HOW TO  IMPLEMENT THIS TOOLKIT 

  • Decide on a meeting style & platform (Phone/Zoom/ TEAMS)
  • Identify first contact time between Student & Advising (after admittance, after registering for orientation, etc)
  • Create a Pre-Advising Meeting Check List (Content to be Covered, tasks to complete before, during and after meeting, etc.)
  • Create Pre-Advising Team 
  • Create a system to split students
  • Begin meeting with students based Orientation date
  • Complete student schedule before Orientation date
  • Prepare for Orientation
  • Create folder with students’ pre-registered schedule, curriculum plans, blank weekly schedule, etc. 
  • Pair student with future professor or member of their declared department
  • Allow student to make changes to schedule at orientation – if necessary
  • Double check student schedule
  • Change student status from pre-registered to current
  • Complete steps for all incoming students

DESCRIPTION

This program was designed to be the first contact a student has with someone outside of our Admissions office. It begins when a student  is registering for Orientation. At this time they indicate a date that they plan to attend, a major, and fill in other information they need for Orientation purposes. That information along with data pertaining to their admission status (academic probation, student-athlete, ACT/SAT scores) are then relayed from the admissions office to the Advising office. A member of the Advising team then contacts the student to set up a meeting with them via Microsoft Teams. The Advising team member introduces the student to their Liberal Arts Core, their Curriculum Plan for their chosen major, makes sure they can access their Union College accounts, and answers any questions they may have about their future academic career at Union. This allows the students to see the classes required for their major and allows them to ask questions about the classes they have available to them for their first semester. During this meeting the Advising Team Member takes notes and asks questions about classes the student is interested in taking during their upcoming semester. We do our best to enroll students in the classes they choose and usually make the schedule with the student while they are in the meeting with us. At the close of the meeting the students are pre-registered, and they are ready for Orientation.

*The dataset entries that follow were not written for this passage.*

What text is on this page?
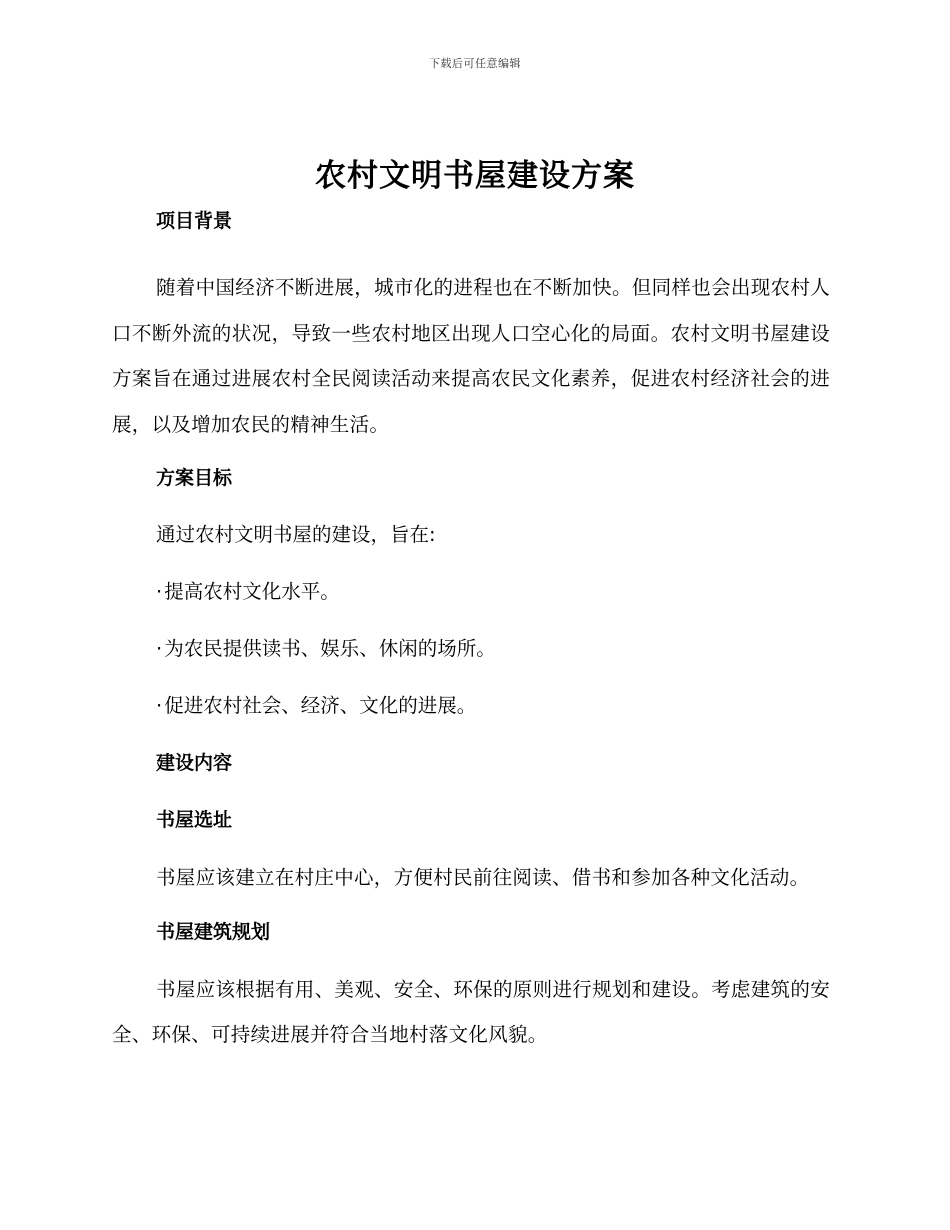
下载后可任意编辑
农村文明书屋建设方案
项目背景
随着中国经济不断进展，城市化的进程也在不断加快。但同样也会出现农村人口不断外流的状况，导致一些农村地区出现人口空心化的局面。农村文明书屋建设方案旨在通过进展农村全民阅读活动来提高农民文化素养，促进农村经济社会的进展，以及增加农民的精神生活。
方案目标
通过农村文明书屋的建设，旨在:
· 提高农村文化水平。
· 为农民提供读书、娱乐、休闲的场所。
· 促进农村社会、经济、文化的进展。
建设内容
书屋选址
书屋应该建立在村庄中心，方便村民前往阅读、借书和参加各种文化活动。
书屋建筑规划
书屋应该根据有用、美观、安全、环保的原则进行规划和建设。考虑建筑的安全、环保、可持续进展并符合当地村落文化风貌。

At Orientation students are assigned to a Faculty Advisor who has volunteered to work the advising leg of Orientation Day. During the sessions students will go over their schedule, talk with the faculty member about their classes, fill in a weekly schedule to see how their classes are laid out, make changes if they desire, and receive some encouragement from one of their future professors. Now this isn’t how it always happens, but we usually try to pair students with faculty members that they will have a class with in the upcoming semester, or that is within their future department. After they are satisfied with their schedule they move to the next leg of Orientation, their status is changed to “current” in Jenzabar and they are officially enrolled as Union College students. 

REFLECTION 

We began this program to face some of the challenges we were facing with Orientation time restraints and to find ways to allow for a deeper interaction between students and faculty. When we began implementing this we faced some push back from faculty who felt that we were taking the ability to advise these students away from them. We are still facing this issue now, but we are working more and more with the faculty on ways to deepen and enrich the opportunities they have to mentor and advise these students. We hope that continuing this in the future will allow the faculty more opportunities to build relationships with students as well as grow the agency the incoming freshmen have when it comes to registering for classes. We are working on moving away from doing it for them and towards guiding them through the process.